For Medicare Part D enrollees, the plan would cap out-of-pocket costs on prescription drugs to $2,000 per year. An estimated 21,690 Kentuckians exceed that amount each year, and they will benefit from this new cap. It also eliminates cost sharing for adult vaccines covered under Medicare Part D, benefiting 46,000 Kentuckians.
Among Medicare enrollees that have incomes between 138% and 150% of the federal poverty level, there is currently a prorated subsidy (known as LIS) that helps reduce out-of-pocket costs, including for prescription drugs. This plan removes that proration and provides the full LIS for those enrollees — benefiting approximately 11,900 older Kentuckians currently receiving partial LIS. Kentuckians with partial LIS spend an average of $379 on prescription drugs in Medicare Part D, while those with full LIS pay $113.
Provides funding to support those with black lung disease
The legislation includes a permanent extension of the Black Lung Excise Tax that will support funding of the Black Lung Disability Trust Fund, which provides health insurance and a living stipend for miners with black lung and their families. Former and current coal miners in eastern and western Kentucky who develop black lung are among those who will benefit from the protection of these much-needed benefits.
Funds climate and health care investments by closing tax loopholes for profitable corporations, and making those at the top pay what they owe
These important investments in climate and health, which will benefit all Kentuckians directly or indirectly, are funded by Medicare prescription drug savings and by provisions in the legislation that close tax loopholes and enforce the tax code.
The legislation requires that corporations with average profits exceeding $1 billion pay at least 15% of their profits in taxes. Currently around 200 large, profitable corporations pay less than that amount including 55 corporations that paid no federal income taxes in 2020 despite the corporate tax rate being 21%. The bill includes an exemption for “depreciation breaks,” through which corporations can use accelerated depreciation to deduct the costs of investments in equipment more quickly than it wears out. There is also a carve-out that shields businesses that rely on capital investment from private equity groups from the 15% corporate minimum tax.

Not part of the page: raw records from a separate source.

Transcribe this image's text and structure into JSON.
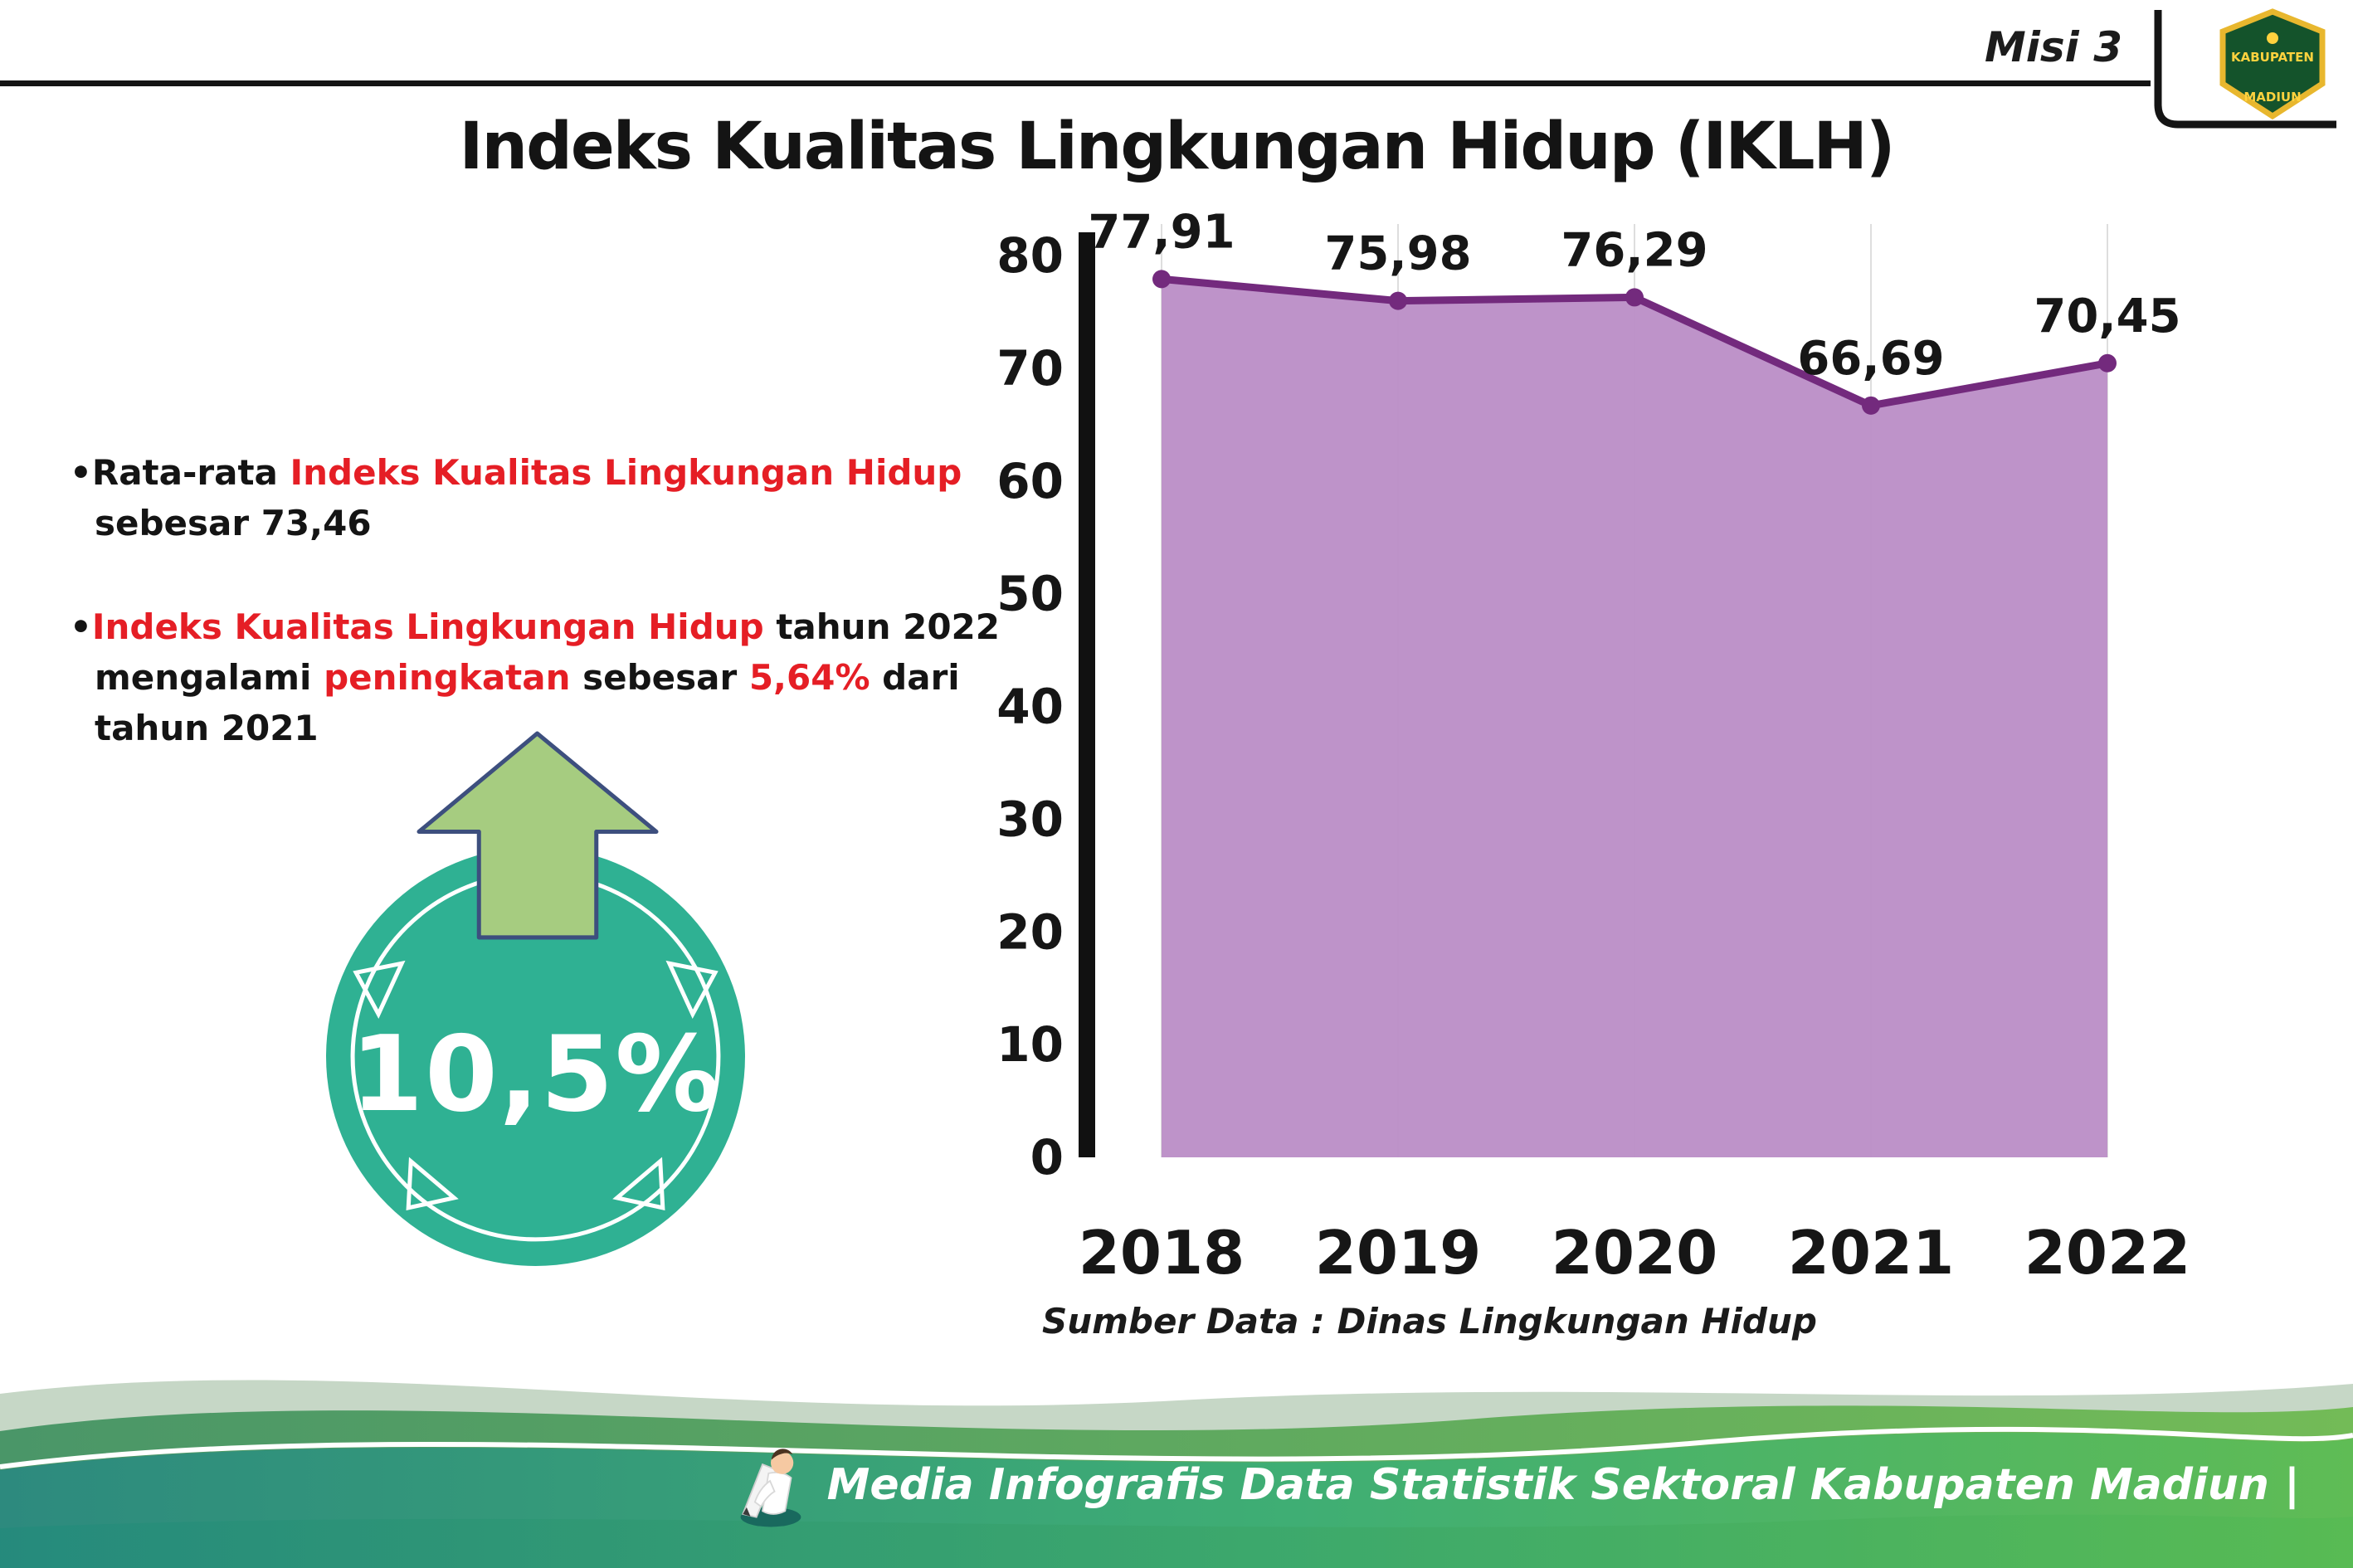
{
  "header": {
    "misi": "Misi 3",
    "title": "Indeks Kualitas Lingkungan Hidup (IKLH)"
  },
  "logo": {
    "name": "Lambang Kabupaten Madiun",
    "top_text": "KABUPATEN",
    "bottom_text": "MADIUN"
  },
  "bullets": {
    "marker": "•",
    "b1_pre": "Rata-rata ",
    "b1_red": "Indeks Kualitas Lingkungan Hidup",
    "b1_post": "sebesar 73,46",
    "b2_red1": "Indeks Kualitas Lingkungan Hidup",
    "b2_mid1": " tahun 2022 mengalami ",
    "b2_red2": "peningkatan",
    "b2_mid2": " sebesar ",
    "b2_red3": "5,64%",
    "b2_end": " dari tahun 2021"
  },
  "badge": {
    "value": "10,5%"
  },
  "chart_data": {
    "type": "area",
    "title": "Indeks Kualitas Lingkungan Hidup (IKLH)",
    "categories": [
      "2018",
      "2019",
      "2020",
      "2021",
      "2022"
    ],
    "values": [
      77.91,
      75.98,
      76.29,
      66.69,
      70.45
    ],
    "value_labels": [
      "77,91",
      "75,98",
      "76,29",
      "66,69",
      "70,45"
    ],
    "ylim": [
      0,
      80
    ],
    "yticks": [
      80,
      70,
      60,
      50,
      40,
      30,
      20,
      10,
      0
    ],
    "xlabel": "",
    "ylabel": "",
    "legend": "none",
    "grid": "faint vertical gridlines at each year",
    "source": "Sumber Data : Dinas Lingkungan Hidup",
    "area_fill": "#bb8dc6",
    "line_color": "#732a7d",
    "label_color": "#161616"
  },
  "footer": {
    "text": "Media Infografis Data Statistik Sektoral Kabupaten Madiun |"
  }
}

In addition, the bill includes a 1% excise tax on stock buybacks that will prevent corporations from shifting profits to wealthy investors tax-free as they do now. The bill also provides more adequate funding for the Internal Revenue Service (IRS) that enables the agency to narrow the gap between taxes legally owed and taxes paid; nearly $600 billion of legally owed taxes go unpaid each year. Unpaid taxes are disproportionately owed by the top 1%, and with audits on millionaires having fallen 71% between 2010 and 2019, tax-dodging has become even easier in recent years. Very few Kentuckians fall into that category, and the tax compliance rate for working- and middle-class people is very high. In addition, the legislation specifically states that the provision isn’t intended to increase taxes for those with income below $400,000.
According to a letter signed by 126 leading economists, the tax provisions and other measures in the bill will also put “downward pressure on inflation” overall along with cutting health care costs specifically and protecting against future shocks in the price of energy. Five former treasury secretaries also support the legislation, which now goes to the President’s desk for his signature.